イエスが語った「慰められるだろう」という未来形は、やがて慰められるという希望
の意味だけではありませんでした。悲しんでいる人を前にして、いま「さいわいだ」
と感嘆し、もう慰めがそこではじまっていることをも語ったのでした。
きょうのパウロの言葉もイエスの言ういまの慰めと重なるように思います。慰め
とは、苦難や患難を避けることではありません。むしろ悲しみの中にあっても、生き
ていく勇気を与え、悲しみに立ち向かわせ、苦しみに耐え抜く力のことだとパウロは
言うのです(Ⅱコリント 1 章 6~7 節「6…慰めは、わたしたちが受けているのと同じ
苦難に耐えさせる力となるのである。7…あなたがたが、わたしたちと共に苦難にあ
ずかっているように、慰めにも共にあずかっていることを知っている…」)。
パウロがきょう 9 回も繰り返す「慰め」という言葉の動詞は(παρακαλέω)、傍らに
(παρα)呼ぶ(καλέω)の意味です。

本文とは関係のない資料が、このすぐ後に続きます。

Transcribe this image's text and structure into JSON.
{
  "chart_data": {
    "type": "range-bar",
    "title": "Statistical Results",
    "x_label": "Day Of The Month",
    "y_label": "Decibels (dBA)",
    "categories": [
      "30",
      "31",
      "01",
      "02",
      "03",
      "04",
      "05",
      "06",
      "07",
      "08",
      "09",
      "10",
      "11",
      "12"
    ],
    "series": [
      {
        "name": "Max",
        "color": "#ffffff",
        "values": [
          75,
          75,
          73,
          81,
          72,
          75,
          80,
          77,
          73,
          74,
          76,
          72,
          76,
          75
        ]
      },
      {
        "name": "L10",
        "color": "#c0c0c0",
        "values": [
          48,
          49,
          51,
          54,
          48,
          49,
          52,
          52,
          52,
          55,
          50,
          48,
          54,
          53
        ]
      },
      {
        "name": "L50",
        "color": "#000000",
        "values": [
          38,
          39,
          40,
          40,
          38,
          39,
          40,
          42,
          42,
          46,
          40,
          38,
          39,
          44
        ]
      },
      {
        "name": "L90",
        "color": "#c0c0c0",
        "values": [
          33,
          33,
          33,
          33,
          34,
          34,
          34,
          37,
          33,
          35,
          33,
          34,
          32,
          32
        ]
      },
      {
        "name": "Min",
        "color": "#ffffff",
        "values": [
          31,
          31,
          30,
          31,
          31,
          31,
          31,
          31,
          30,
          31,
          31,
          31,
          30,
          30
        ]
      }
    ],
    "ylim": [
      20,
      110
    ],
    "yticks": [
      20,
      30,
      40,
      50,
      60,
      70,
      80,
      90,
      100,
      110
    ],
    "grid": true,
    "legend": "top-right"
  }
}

聖書が語る慰めは、悲しみを忘れさせるのとはちがっ
ていて、悲しみの中にあって神を求め、神を自分の方に招く、苦難の中にあってキリ
ストと出会い、キリストを自分の味方につける、ことを言うのです。患難の中にあっ
ても、神が共にいてくださるということが聖書の語る慰めです。
教会は「慰めの共同体」と言われます。教会は、慰めによって悲しみを忘れた者た
ちの共同体ではなく、悲しみを知る者たちの共同体です。悲しみを知っているからこ
そ、そして悲しみを知り続けているからこそ、悲しむ者同士共振し、お互いにひとり
ではないことを確かめ合い、慰め主(παράκλητος)の伴いに、さいわいを見出して生き
ていく場所です(Ⅱコリント 1 章 4 節「神は、いかなる患難の中にいる時でもわた
したちを慰めて下さり、また、わたしたち自身も、神に慰めていただくその慰めをも
って、あらゆる患難の中にある人々を慰めることができるようにして下さるのであ
る」)。悲しみ溢れるこの世界にあって、悲しみを忘れ去り、忌避するのではなく、悲
しみの中に働く慰め主によって共に共振しながら生きていこうではありませんか。